What it means for you#

  • Consumers and clients

    • You can look up who is registered, their status, and discipline outcomes on a public register and websites.
    • You can submit complaints about a professional’s conduct. Decisions must be fair, timely, and reasons must be given.
    • The law limits misleading advertising and the misuse of professional titles. Courts can stop unauthorized practice.
  • Professionals (engineers, architects, veterinarians, accountants, technologists, etc.)

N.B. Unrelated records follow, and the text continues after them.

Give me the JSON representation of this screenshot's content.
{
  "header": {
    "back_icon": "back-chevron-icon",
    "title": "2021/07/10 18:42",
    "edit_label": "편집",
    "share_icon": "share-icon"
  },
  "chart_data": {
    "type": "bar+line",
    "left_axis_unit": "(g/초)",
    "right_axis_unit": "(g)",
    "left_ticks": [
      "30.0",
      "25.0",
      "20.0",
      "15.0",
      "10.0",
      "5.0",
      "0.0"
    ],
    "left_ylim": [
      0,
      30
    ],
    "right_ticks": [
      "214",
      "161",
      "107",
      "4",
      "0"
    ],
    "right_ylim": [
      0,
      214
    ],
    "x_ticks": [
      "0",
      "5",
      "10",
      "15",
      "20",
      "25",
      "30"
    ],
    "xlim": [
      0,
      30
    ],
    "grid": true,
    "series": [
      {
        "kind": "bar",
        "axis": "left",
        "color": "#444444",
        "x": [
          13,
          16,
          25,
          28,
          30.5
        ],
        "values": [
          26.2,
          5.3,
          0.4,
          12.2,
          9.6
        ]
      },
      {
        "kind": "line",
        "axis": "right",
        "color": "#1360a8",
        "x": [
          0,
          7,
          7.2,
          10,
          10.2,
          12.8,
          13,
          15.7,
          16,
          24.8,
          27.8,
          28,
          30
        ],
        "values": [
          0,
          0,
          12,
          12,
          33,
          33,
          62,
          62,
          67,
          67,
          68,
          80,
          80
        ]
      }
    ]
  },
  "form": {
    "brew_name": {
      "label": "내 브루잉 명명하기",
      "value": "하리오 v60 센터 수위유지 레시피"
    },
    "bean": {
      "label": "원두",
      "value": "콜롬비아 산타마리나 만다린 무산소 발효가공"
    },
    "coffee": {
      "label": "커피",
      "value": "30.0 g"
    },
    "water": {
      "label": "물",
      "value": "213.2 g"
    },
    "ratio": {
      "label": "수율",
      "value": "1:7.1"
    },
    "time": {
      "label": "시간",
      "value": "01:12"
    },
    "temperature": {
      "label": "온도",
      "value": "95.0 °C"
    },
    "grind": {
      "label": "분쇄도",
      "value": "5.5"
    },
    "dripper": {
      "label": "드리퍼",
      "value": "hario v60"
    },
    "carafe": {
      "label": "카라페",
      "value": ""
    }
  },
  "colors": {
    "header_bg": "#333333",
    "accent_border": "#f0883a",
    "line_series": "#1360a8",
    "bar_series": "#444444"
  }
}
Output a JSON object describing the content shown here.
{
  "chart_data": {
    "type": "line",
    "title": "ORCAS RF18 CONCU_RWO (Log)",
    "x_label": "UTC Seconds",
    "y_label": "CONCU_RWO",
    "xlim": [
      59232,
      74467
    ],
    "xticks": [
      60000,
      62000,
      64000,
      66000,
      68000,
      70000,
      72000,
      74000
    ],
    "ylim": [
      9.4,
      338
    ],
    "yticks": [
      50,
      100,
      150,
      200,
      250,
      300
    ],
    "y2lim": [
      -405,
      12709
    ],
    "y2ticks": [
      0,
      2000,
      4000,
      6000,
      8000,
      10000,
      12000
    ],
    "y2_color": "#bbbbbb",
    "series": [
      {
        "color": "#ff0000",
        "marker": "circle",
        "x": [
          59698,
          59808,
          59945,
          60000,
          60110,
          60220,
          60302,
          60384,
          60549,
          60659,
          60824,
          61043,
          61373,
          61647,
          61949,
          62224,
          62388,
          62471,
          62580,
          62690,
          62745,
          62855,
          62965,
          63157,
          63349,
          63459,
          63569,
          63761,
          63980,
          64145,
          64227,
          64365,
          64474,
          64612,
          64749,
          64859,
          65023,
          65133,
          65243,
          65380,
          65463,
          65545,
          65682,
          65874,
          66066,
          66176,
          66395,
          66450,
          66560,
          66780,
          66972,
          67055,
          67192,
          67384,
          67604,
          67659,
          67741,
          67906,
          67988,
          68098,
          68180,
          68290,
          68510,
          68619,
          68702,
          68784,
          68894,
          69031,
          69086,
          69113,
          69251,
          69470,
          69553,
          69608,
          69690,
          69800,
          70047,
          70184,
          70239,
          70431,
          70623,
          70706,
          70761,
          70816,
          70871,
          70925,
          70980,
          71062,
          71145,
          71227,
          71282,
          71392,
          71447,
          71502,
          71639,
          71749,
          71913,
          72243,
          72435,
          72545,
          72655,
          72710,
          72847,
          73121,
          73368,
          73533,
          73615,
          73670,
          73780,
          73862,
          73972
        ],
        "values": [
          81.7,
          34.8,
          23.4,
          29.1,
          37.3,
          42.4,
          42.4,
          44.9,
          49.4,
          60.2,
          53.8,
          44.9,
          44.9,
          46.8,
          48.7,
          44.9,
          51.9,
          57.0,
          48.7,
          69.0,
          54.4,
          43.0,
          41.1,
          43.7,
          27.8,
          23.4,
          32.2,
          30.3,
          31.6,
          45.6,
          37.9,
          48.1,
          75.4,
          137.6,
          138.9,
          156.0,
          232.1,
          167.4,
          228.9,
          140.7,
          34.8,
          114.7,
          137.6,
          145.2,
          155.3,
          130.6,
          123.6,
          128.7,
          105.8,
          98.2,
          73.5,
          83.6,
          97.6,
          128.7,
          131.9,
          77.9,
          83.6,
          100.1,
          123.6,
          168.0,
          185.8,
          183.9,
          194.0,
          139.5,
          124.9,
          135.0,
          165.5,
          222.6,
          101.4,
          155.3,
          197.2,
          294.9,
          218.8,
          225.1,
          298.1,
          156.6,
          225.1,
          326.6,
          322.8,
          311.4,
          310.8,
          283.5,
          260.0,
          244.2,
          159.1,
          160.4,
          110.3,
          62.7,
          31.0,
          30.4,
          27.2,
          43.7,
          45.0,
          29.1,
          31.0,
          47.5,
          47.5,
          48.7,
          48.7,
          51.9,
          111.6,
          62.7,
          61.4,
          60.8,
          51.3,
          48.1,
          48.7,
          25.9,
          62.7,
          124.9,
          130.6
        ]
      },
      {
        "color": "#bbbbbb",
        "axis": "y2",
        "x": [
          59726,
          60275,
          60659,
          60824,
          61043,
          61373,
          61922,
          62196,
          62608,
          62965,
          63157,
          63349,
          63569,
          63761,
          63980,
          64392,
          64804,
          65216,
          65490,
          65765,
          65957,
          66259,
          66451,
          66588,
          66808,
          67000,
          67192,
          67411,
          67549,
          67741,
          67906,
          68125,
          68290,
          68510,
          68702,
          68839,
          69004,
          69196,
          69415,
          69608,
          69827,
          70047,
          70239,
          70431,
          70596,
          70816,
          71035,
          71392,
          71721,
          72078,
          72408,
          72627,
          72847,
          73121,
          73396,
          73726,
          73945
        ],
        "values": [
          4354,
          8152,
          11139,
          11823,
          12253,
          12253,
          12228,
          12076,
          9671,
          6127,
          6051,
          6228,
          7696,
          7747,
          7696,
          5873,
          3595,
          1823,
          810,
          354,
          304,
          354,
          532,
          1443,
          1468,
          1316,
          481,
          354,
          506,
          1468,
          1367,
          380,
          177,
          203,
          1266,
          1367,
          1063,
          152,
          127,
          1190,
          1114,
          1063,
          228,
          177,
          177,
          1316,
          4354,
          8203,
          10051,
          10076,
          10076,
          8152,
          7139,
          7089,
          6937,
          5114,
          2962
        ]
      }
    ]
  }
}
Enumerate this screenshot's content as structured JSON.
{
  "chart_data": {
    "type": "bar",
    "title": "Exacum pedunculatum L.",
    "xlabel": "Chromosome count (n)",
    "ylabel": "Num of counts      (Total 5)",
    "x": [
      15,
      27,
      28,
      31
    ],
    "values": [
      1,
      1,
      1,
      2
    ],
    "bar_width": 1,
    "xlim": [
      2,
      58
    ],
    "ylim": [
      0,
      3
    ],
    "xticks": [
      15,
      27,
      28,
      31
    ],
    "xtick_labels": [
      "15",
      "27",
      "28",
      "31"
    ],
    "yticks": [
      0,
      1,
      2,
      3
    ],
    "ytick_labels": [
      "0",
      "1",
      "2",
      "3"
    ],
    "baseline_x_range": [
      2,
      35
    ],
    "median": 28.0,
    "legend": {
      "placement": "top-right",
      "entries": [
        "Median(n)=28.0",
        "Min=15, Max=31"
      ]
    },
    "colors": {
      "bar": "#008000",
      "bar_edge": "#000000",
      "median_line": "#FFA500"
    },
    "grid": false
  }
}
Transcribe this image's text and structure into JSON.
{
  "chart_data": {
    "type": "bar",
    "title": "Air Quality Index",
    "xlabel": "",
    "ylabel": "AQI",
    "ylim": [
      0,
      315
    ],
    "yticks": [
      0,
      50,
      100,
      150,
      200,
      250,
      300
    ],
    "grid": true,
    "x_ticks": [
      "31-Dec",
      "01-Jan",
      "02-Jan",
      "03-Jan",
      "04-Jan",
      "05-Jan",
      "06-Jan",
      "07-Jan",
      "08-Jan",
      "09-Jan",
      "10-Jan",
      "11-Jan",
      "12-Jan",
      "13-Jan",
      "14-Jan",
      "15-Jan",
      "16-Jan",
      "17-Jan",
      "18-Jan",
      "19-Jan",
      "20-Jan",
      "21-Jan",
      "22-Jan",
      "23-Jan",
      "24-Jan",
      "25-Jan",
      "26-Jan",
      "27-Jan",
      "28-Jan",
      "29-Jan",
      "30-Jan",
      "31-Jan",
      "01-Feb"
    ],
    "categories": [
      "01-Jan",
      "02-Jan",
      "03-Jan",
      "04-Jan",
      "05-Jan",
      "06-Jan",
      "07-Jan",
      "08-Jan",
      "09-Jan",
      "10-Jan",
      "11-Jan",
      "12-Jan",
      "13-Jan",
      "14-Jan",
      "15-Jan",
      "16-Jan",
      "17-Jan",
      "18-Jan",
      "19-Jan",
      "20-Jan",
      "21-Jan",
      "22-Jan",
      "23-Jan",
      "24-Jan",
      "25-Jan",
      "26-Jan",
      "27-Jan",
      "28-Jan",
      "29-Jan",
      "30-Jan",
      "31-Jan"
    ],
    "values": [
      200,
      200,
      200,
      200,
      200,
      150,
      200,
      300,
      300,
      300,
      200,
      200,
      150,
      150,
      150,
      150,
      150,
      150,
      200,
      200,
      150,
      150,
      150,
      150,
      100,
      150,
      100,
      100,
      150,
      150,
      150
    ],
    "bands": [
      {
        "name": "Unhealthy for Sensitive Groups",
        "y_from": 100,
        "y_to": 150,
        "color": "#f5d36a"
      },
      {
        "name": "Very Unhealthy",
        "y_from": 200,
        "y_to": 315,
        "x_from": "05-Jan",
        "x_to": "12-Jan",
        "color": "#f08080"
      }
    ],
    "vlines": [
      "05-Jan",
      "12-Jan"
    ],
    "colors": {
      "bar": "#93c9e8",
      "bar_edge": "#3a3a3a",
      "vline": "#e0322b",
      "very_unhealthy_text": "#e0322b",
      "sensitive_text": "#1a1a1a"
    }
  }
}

    • Common, clearer rules for getting and keeping registration, including continuing competence requirements.
    • A standard complaints and discipline process with rights to appeal. Discipline and sanctions will be published.
    • You must report serious issues about other registrants and comply with codes of ethics, practice standards, and competence programs.
    • Regulators cannot set or negotiate your professional fees and cannot act as bargaining agents.
    • Temporary registration is possible for certain projects and interprovincial mobility is recognized.
    • Use of “specialist,” student titles, stamps or seals, and restricted titles must follow the Act and regulations.
  • Internationally trained applicants and students

    • Pathways recognize equivalent competence from other jurisdictions if criteria are met. Language and good character rules may apply.
    • Students may use specific titles while in training, under set limits.
  • Business entities and employers

    • If authorized, firms that provide professional services may need to register as business registrants and meet set conditions (e.g., quality control, insurance, supervision).
    • Shareholders and managers of professional corporations have defined duties and liabilities tied to the professional practice.
    • Municipalities cannot require a separate municipal licence to carry on a regulated profession, but other business rules still apply.
  • Professional associations and regulators

    • Must include public members, publish annual reports and directories of officials, make and consult on codes and practice standards, and maintain transparent processes.
    • Can apply to merge with other bodies, and must cooperate with oversight, inspections, and any Ministerial directions.

Expenses#

No publicly available information.

Proponents' View#

  • Improves public protection with clear, common rules, more transparency, and public members on decision‑making bodies.
  • Modernizes a patchwork of older laws into one framework, reducing confusion and enabling consistent standards across professions.
  • Speeds labour mobility and recognition of qualified professionals from other jurisdictions while keeping competence checks.
  • Strengthens tools to address poor conduct or unsafe practice, including timely suspensions, court enforcement, and published decisions.
  • Keeps markets competitive by banning regulators from setting professional fees or acting as bargaining agents.
  • Allows mergers and business registration options to reflect how services are delivered today.

Opponents' View#

  • Centralizes power with the Minister and government officers, which some see as weakening self‑regulation and risking politicization.
  • Transition may be complex and costly for regulators and members (new bylaws, systems, training, and reporting).
  • One‑size‑fits‑all rules could overlook profession‑specific needs or create added red tape.
  • Strong penalties and broad investigative powers may raise due‑process or privacy concerns.
  • Business registration rules and liability provisions could increase compliance costs for firms and affect service availability, especially in smaller communities.
  • Lack of clear cost estimates makes the financial impact on government, regulators, and professionals uncertain.